Before we give the theorem, let's review a definition that will aid in understanding the theorem. A cevian of a triangle is a line segment that runs from any of the vertices of the triangle to the side opposite that vertex. In terms of the triangular window, the cevians of the triangle are the line segments AD, BE, and CF, because each of these runs from a vertex of the triangle to a point on the side opposite that vertex.
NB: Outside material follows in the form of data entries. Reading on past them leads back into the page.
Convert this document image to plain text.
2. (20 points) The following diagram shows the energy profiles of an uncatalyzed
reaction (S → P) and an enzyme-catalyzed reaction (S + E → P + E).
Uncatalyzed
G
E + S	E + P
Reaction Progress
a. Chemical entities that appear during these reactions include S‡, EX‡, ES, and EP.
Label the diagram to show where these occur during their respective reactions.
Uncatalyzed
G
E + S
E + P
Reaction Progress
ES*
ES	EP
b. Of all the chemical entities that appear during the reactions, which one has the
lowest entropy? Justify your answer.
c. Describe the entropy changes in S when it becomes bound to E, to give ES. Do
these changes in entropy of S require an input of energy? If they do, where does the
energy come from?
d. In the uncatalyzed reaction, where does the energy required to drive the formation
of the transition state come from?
Okay, now we can explore this theorem that is going to help the artist find what she's looking for! The name of the theorem is Ceva's theorem, and it states that if we have a triangle ABC and points D, E, and F are on the sides of the triangle, then the cevians AD, BE, and CF intersect at a single point if and only if

  • |BD| × |CE| × |AF| = |DC| × |EA| × |FB|


Ceva2


Now that we know the theorem, let's apply it to the artist's scenario.

Applying Ceva's Theorem

Take a look at the stained glass window again.


Ceva1


Notice that the line segments AD, BE, and CF within the window are cevians of the triangular window. Also, notice that those cevians meet at a single point. Are you starting to see how Ceva's theorem might be applied to this situation?
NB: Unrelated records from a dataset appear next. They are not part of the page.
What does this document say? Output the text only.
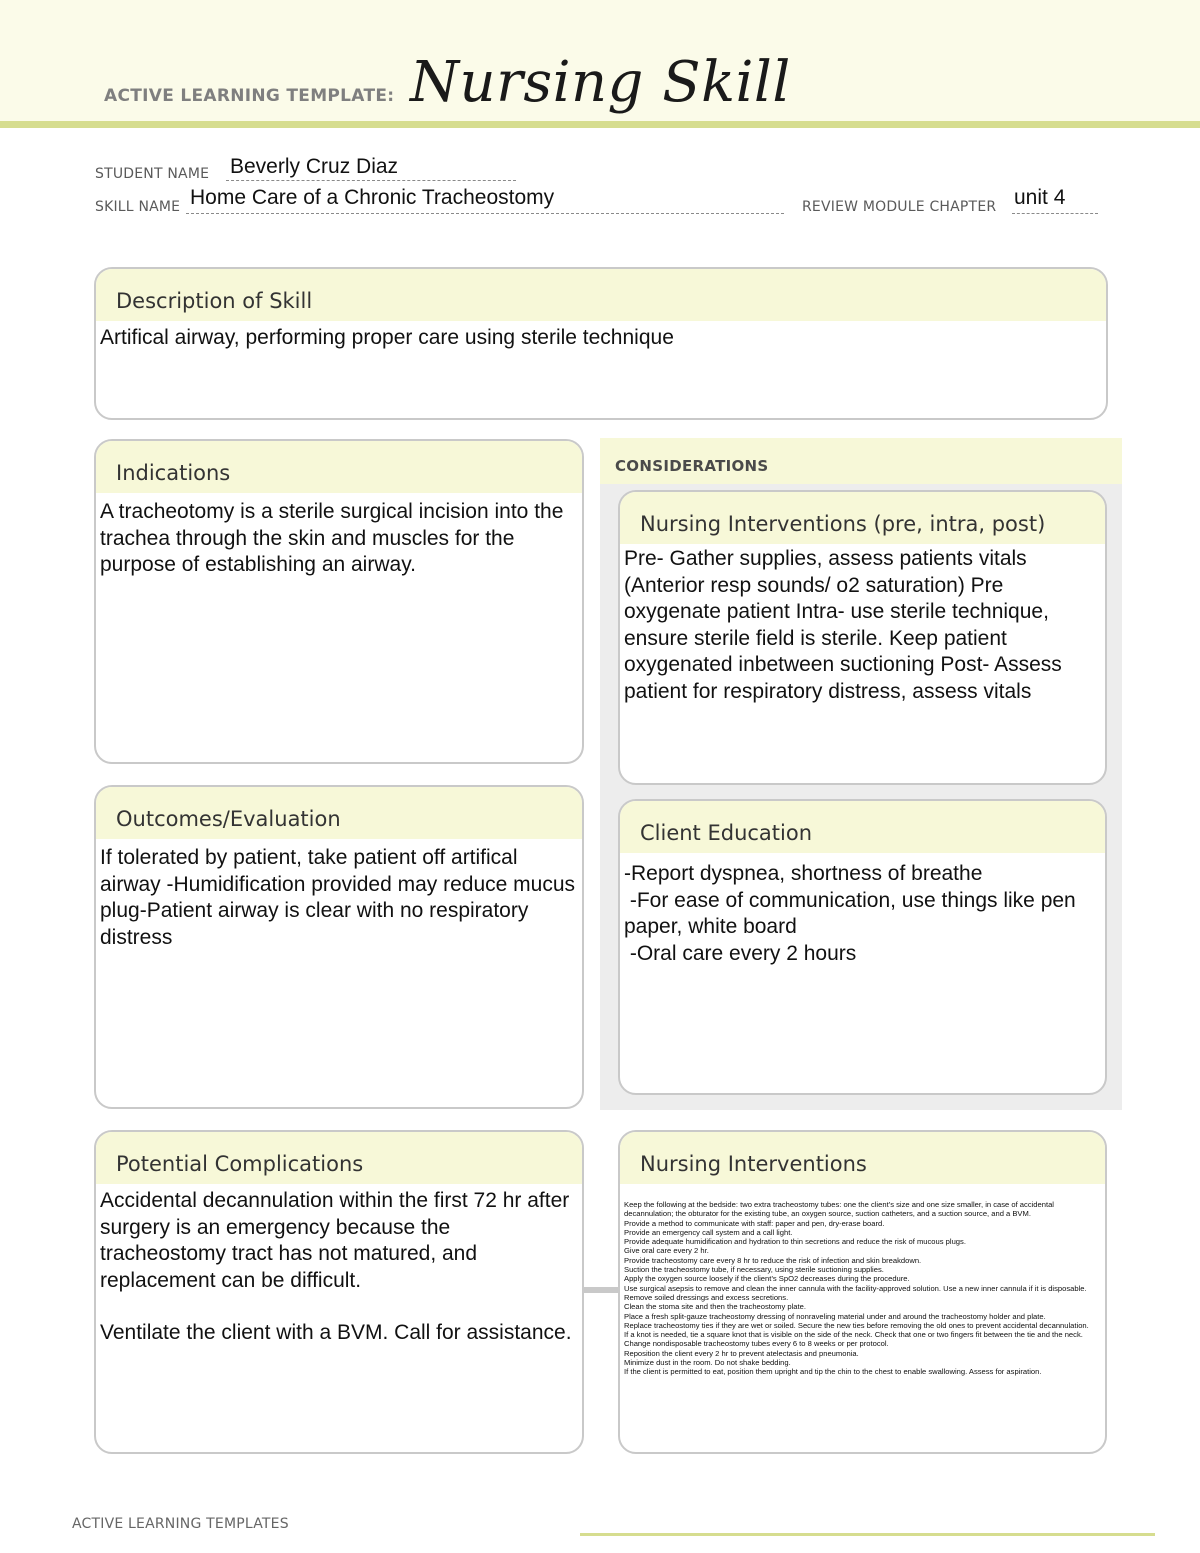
ACTIVE LEARNING TEMPLATE: Nursing Skill
STUDENT NAME Beverly Cruz Diaz
SKILL NAME Home Care of a Chronic Tracheostomy	REVIEW MODULE CHAPTER unit 4
Description of Skill
Artifical airway, performing proper care using sterile technique
CONSIDERATIONS
Indications
A tracheotomy is a sterile surgical incision into the trachea through the skin and muscles for the purpose of establishing an airway.
Nursing Interventions (pre, intra, post)
Pre- Gather supplies, assess patients vitals (Anterior resp sounds/ o2 saturation) Pre oxygenate patient Intra- use sterile technique, ensure sterile field is sterile. Keep patient oxygenated inbetween suctioning Post- Assess patient for respiratory distress, assess vitals
Outcomes/Evaluation
If tolerated by patient, take patient off artifical airway -Humidification provided may reduce mucus plug-Patient airway is clear with no respiratory distress
Client Education
-Report dyspnea, shortness of breathe
-For ease of communication, use things like pen paper, white board
-Oral care every 2 hours
Potential Complications
Accidental decannulation within the first 72 hr after surgery is an emergency because the tracheostomy tract has not matured, and replacement can be difficult.
Ventilate the client with a BVM. Call for assistance.
Nursing Interventions

Keep the following at the bedside: two extra tracheostomy tubes: one the client’s size and one size smaller, in case of accidental decannulation; the obturator for the existing tube, an oxygen source, suction catheters, and a suction source, and a BVM.

Provide a method to communicate with staff: paper and pen, dry-erase board.

Provide an emergency call system and a call light.

Provide adequate humidification and hydration to thin secretions and reduce the risk of mucous plugs.

Give oral care every 2 hr.

Provide tracheostomy care every 8 hr to reduce the risk of infection and skin breakdown.

Suction the tracheostomy tube, if necessary, using sterile suctioning supplies.

Apply the oxygen source loosely if the client’s SpO2 decreases during the procedure.

Use surgical asepsis to remove and clean the inner cannula with the facility-approved solution. Use a new inner cannula if it is disposable.

Remove soiled dressings and excess secretions.

Clean the stoma site and then the tracheostomy plate.

Place a fresh split-gauze tracheostomy dressing of nonraveling material under and around the tracheostomy holder and plate.

Replace tracheostomy ties if they are wet or soiled. Secure the new ties before removing the old ones to prevent accidental decannulation.

If a knot is needed, tie a square knot that is visible on the side of the neck. Check that one or two fingers fit between the tie and the neck.

Change nondisposable tracheostomy tubes every 6 to 8 weeks or per protocol.

Reposition the client every 2 hr to prevent atelectasis and pneumonia.

Minimize dust in the room. Do not shake bedding.

If the client is permitted to eat, position them upright and tip the chin to the chest to enable swallowing. Assess for aspiration.

ACTIVE LEARNING TEMPLATES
Since the cevians of the triangular window intersect at exactly one point, it follows by Ceva's theorem that |BD| × |CE| × |AF| = |DC| × |EA| × |FB|. Ah-ha! These are the sides that make up the siding of the triangular window. Furthermore, we have the following lengths for some of those sides.

  • |AF| = 5 inches
  • |BD| = 3 inches
  • |DC| = 10 inches
  • |CE| = 4 inches
  • |EA| = 3 inches

Thus, we can plug these into this relationship to get the following:

  • 3 × 4 × 5 = 10 × 3 × |FB|

The only unknown is |FB|, and that is the side length that the artist was looking for! All we have to do is simplify this equation and solve for |FB|.

  • 60 = 30 × |FB|

Divide both sides of this equation by 30 to get the following:

  • 2 = |FB|

There we have it! By Ceva's theorem, it must be the case that the last strip of siding will have length 2 inches.

This is all pretty fascinating! Let's take a look at another example.

Another Example

The image shows a triangle RST and random points M, N, and O, on the sides of the triangle.


Ceva3


Suppose that |SN| = 4 units, |TO| = 7 units, |RM| = 6 units. Now, suppose that we draw in the cevians RN, SO, and TM and they intersect at exactly one point. Based on this, what must be true about NT, OR, and MS?

Since the cevians intersect at exactly one point, by Ceva's theorem, we have that |SN| × |TO| × |RM| = |NT| × |OR| × |MS|. We also have lengths for SN, TO, and RM, so we have the following:

  • |SN| × |TO| × |RM| = 4 × 7 × 6 = 168 = |NT| × |OR| × |MS|

Therefore, it must be true that the product of the lengths of NT, OR, and MS is 168.